Fourmis: l'odeur de trop
Par Benje le lundi, juillet 13 2009, 08:39 - Lien permanent
Source: CNRS
Chez les fourmis, on sait déjà que les bons parfums
font les bons amis: toutes les habitantes d'une fourmilière ont la même
odeur corporelle, qui est différente de celle des voisines. C'est cette
appartenance chimique qui permet aux championnes de l'organisation
sociale de vivre entre elles en bonne intelligence et de chasser les
intrus. Mais comment ces insectes arrivent-ils à faire la part entre le
bon et le mauvais fumet à chacune de leurs rencontres ? Sont-ils des
"nez", capables de se souvenir des odeurs ? Non, une fourmi serait
capable de reconnaître son ennemi entre mille parce qu'il porte une
odeur indésirable, une odeur en trop qui l'alerterait. La suite est
instinctive pour la fourmi: si tu n'es pas mon ennemi alors, par
défaut, tu es mon ami. C'est ce qu'a montré Fernando Guerrieri, du
Centre de recherches sur la cognition animale de Toulouse (CRCA), dans
une récente étude menée avec une équipe de chercheurs de l'université de Copenhague.
Il confie: "Longtemps, on a cru que les fourmis mémorisaient à long
terme l'odeur spécifique de leur colonie.

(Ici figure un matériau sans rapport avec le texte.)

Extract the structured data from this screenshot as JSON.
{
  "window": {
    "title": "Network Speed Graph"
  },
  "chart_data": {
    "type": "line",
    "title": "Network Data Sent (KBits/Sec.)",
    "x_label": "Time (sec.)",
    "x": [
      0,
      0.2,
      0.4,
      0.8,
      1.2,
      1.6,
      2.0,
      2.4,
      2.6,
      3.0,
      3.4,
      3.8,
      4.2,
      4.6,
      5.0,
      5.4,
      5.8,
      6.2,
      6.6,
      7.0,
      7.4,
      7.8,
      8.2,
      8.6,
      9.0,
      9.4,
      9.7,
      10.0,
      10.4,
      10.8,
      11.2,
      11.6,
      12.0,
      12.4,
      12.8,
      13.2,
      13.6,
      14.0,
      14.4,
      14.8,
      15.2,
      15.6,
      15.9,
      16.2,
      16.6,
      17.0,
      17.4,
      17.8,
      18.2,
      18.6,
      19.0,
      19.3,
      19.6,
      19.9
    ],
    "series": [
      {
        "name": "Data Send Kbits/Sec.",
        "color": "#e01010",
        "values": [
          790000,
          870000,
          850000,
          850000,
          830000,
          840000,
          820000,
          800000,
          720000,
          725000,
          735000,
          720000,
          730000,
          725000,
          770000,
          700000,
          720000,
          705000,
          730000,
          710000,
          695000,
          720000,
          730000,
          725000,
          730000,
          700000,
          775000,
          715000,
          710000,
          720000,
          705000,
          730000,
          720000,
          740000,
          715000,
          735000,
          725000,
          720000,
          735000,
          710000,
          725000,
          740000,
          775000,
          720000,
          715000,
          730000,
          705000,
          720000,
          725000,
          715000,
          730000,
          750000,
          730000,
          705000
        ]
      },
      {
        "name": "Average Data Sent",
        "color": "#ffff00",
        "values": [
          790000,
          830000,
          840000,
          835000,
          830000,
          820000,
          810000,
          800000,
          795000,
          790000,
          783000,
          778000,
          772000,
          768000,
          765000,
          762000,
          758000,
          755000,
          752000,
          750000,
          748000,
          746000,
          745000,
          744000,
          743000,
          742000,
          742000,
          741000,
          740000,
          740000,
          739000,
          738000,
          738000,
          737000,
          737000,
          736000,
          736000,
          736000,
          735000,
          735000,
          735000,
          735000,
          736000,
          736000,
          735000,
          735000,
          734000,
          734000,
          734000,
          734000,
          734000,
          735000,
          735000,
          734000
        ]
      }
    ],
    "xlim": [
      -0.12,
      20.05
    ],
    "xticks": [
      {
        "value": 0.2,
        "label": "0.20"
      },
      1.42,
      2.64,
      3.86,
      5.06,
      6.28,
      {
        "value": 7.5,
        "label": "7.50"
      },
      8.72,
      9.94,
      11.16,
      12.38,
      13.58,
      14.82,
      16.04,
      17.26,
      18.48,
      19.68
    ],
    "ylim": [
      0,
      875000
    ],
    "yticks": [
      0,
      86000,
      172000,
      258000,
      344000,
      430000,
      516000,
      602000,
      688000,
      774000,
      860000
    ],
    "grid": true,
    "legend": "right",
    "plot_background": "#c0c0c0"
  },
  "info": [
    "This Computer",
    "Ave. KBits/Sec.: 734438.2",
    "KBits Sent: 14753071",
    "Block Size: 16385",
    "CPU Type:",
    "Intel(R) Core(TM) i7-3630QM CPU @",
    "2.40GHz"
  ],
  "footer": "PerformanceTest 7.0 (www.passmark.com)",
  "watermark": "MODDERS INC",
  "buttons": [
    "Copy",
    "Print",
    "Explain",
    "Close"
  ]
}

Or, en plus d'une composante
génétique propre à chaque société, les substances émises sur la
cuticule de l'insecte changent en fonction de la nourriture consommée.
Actualiser ces variations nécessiterait donc un système assez complexe
d'apprentissage et de mémorisation du profil des congénères." Pour lui,
la cohésion sociale des milliers de fourmis que compte une société
reposerait en fait sur un mécanisme de reconnaissance très simple basé
sur un signal entraînant le rejet: la présence inopinée sur un individu de seulement une ou deux familles d'hydrocarbures particulières, tels que les alcanes à deux ramifications.
"Nous avons utilisé une technique originale, proche du comportement
naturel de la fourmi, qui consiste à lui apporter une substance
odorante en plus par le biais d'une alimentation enrichie en
hydrocarbures", explique le chercheur. Une confrontation entre fourmis
de la même colonie dont certaines avaient consommé du miel très odorant
a été organisée. Constatation: les fourmis qui avaient mangé
normalement rejetaient les fourmis qui avaient mangé anormalement mais
pas le contraire. Cette drôle d'asymétrie de comportement révèle bien
que les fourmis n'analysent pas la totalité d'une odeur. En effet, les
deux groupes ne se rejettent pas de façon égale. En d'autres termes,
dans la nature, c'est uniquement la possession d'une odeur en plus qui
donnera l'alerte, mais pas le manque d'une odeur propre à la colonie.
Plus étonnant encore: une fourmi ne sait donc pas reconnaître
spécifiquement un ami. C'est ne pas être considéré comme un ennemi qui
fera de l'individu rencontré un ami.